In terms of implications for clinical practice, the findings of this review provide some limited support for acupuncture as a treatment for depression. Most patients with depression will be offered SSRI or SNRI anti-depressants as a first line treatment, and our evidence shows a moderate effect size is associated with acupuncture provided for this patient group. A smaller effect size in a single trial was found when acupuncture plus usual care was compared to usual care alone. The difference may in part be explained by the former trials all being conducted in China, where significantly more treatment sessions were delivered, and the latter trial recruiting from primary care in the UK, with only those patients who had moderate to severe depression, and who mostly received only one treatment a week. There remain many unanswered questions regarding what might be considered optimal acupuncture, including the number of sessions, frequency of sessions, diagnostic frameworks, flexibility of point prescriptions, role of theoretically informed life-style advice, and the engagement and self-efficacy of the patient. Manual acupuncture showed larger effect sizes than electro-acupuncture when compared to both sham and SSRI/SNRI medication alone. This is an unexpected finding because compared to manual acupuncture, electro-acupuncture has been thought to deliver a greater ’dose’ of acupuncture, as a result of the duration and intensity of stimulation [69
]. Similar to our findings in this regard, evidence for additional benefits of adding electro-stimulation to acupuncture is unclear when outcomes are not related to pain [69
There remain further unanswered questions regarding which patients might find acupuncture most beneficial, in terms of severity of depression, whether on anti-depressants or not, and the implications of comorbidity.
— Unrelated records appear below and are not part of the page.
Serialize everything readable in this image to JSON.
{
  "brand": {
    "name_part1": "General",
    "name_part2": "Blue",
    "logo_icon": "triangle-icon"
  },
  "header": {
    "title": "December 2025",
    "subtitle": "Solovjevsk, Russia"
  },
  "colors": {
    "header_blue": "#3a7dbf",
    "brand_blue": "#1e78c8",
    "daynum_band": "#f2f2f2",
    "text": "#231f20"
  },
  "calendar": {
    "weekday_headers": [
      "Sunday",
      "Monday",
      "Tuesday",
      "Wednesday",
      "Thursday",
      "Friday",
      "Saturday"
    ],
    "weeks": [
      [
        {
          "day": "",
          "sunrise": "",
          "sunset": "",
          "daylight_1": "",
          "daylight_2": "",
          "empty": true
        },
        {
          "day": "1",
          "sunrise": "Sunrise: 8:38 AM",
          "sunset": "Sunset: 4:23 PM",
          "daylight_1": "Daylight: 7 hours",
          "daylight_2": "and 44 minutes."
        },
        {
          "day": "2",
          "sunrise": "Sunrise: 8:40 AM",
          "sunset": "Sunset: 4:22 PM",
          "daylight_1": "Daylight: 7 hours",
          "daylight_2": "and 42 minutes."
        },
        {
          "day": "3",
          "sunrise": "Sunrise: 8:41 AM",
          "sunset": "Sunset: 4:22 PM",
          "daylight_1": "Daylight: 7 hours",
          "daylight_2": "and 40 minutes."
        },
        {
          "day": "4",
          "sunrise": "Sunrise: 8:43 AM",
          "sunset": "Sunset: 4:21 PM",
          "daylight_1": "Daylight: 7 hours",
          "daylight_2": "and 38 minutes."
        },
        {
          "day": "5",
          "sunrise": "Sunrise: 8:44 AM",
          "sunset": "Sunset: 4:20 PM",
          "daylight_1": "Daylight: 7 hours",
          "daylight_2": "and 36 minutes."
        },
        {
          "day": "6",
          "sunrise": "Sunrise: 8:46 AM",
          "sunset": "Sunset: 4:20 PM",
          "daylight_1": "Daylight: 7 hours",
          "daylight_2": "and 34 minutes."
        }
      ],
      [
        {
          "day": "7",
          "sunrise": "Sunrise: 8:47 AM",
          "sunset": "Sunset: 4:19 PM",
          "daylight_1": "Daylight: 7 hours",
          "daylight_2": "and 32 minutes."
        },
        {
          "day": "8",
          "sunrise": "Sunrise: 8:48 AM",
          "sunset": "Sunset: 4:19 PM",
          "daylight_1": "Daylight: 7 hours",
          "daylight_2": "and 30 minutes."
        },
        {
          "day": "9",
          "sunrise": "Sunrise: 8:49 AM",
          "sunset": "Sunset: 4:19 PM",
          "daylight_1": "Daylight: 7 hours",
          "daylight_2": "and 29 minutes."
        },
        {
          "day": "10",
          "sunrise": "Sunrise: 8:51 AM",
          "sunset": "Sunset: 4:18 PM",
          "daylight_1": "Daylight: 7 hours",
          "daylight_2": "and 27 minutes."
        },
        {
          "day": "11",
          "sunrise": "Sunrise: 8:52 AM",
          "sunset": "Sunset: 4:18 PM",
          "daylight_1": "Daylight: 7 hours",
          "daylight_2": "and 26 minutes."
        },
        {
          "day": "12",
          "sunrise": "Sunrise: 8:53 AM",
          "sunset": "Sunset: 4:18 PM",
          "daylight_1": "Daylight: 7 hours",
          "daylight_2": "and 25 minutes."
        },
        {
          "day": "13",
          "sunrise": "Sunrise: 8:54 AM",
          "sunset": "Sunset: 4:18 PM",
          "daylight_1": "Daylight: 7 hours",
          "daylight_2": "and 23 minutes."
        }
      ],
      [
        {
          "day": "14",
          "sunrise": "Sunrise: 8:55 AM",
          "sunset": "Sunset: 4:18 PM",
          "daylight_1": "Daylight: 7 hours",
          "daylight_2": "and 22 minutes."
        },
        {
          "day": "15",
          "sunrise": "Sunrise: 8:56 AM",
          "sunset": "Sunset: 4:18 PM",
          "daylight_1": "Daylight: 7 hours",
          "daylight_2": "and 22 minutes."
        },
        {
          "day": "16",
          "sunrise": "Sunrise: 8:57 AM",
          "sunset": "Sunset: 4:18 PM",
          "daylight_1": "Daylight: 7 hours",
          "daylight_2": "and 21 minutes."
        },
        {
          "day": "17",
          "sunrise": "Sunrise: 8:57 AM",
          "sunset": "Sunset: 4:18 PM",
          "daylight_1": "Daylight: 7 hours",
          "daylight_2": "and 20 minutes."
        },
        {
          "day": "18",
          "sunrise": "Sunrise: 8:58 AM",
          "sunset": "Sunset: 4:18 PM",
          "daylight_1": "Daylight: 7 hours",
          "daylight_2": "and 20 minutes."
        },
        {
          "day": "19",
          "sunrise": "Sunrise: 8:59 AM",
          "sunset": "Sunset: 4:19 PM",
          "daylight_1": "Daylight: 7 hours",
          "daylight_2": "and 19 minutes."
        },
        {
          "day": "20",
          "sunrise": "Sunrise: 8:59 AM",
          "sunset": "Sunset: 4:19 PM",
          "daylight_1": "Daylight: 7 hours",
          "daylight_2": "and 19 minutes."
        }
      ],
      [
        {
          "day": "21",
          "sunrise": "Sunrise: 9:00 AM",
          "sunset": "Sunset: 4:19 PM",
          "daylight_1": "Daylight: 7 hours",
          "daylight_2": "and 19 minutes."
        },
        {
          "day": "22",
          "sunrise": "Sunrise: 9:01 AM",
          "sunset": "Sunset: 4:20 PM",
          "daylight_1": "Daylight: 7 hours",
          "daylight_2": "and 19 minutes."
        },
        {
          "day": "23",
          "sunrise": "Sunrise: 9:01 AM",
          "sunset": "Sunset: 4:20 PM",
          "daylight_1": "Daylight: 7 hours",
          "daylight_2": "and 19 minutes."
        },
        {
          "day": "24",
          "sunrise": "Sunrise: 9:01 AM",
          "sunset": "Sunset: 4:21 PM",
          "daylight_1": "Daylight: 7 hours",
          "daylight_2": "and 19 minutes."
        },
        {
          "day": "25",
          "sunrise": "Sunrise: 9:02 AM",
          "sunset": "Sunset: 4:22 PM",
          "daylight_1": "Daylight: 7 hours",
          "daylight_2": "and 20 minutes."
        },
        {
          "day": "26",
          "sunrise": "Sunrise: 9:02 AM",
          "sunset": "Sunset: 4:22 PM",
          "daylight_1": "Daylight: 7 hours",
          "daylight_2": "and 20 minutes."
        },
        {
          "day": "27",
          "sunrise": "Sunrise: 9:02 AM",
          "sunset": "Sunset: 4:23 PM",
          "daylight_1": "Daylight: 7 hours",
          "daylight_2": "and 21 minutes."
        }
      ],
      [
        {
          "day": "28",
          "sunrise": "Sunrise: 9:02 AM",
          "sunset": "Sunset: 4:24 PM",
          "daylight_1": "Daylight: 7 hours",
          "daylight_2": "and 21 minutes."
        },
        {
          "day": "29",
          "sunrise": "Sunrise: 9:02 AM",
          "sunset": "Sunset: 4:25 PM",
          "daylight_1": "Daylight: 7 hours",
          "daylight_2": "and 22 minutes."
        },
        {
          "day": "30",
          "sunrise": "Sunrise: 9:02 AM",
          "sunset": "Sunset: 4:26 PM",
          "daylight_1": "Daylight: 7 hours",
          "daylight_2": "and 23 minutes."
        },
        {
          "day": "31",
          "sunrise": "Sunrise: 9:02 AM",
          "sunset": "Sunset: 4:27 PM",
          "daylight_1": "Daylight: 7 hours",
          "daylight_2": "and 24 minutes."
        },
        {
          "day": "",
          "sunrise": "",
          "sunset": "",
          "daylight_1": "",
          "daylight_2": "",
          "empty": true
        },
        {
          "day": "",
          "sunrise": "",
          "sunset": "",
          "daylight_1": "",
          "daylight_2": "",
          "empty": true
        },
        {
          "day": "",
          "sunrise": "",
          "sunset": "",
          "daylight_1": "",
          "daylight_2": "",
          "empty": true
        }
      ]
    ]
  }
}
We know that when a patient is depressed, they often are experiencing a range of other symptoms, commonly chronic pain, insomnia, digestive disorders, and low energy. Typically, a traditional acupuncturist will take into account this range of symptoms when constructing a treatment plan [71
]. In cases where multi-morbidity from the perspective of biomedicine is perceived as problematic, research is needed to confirm, or otherwise, whether a multi-faceted acupuncture treatment provides a useful single modality solution.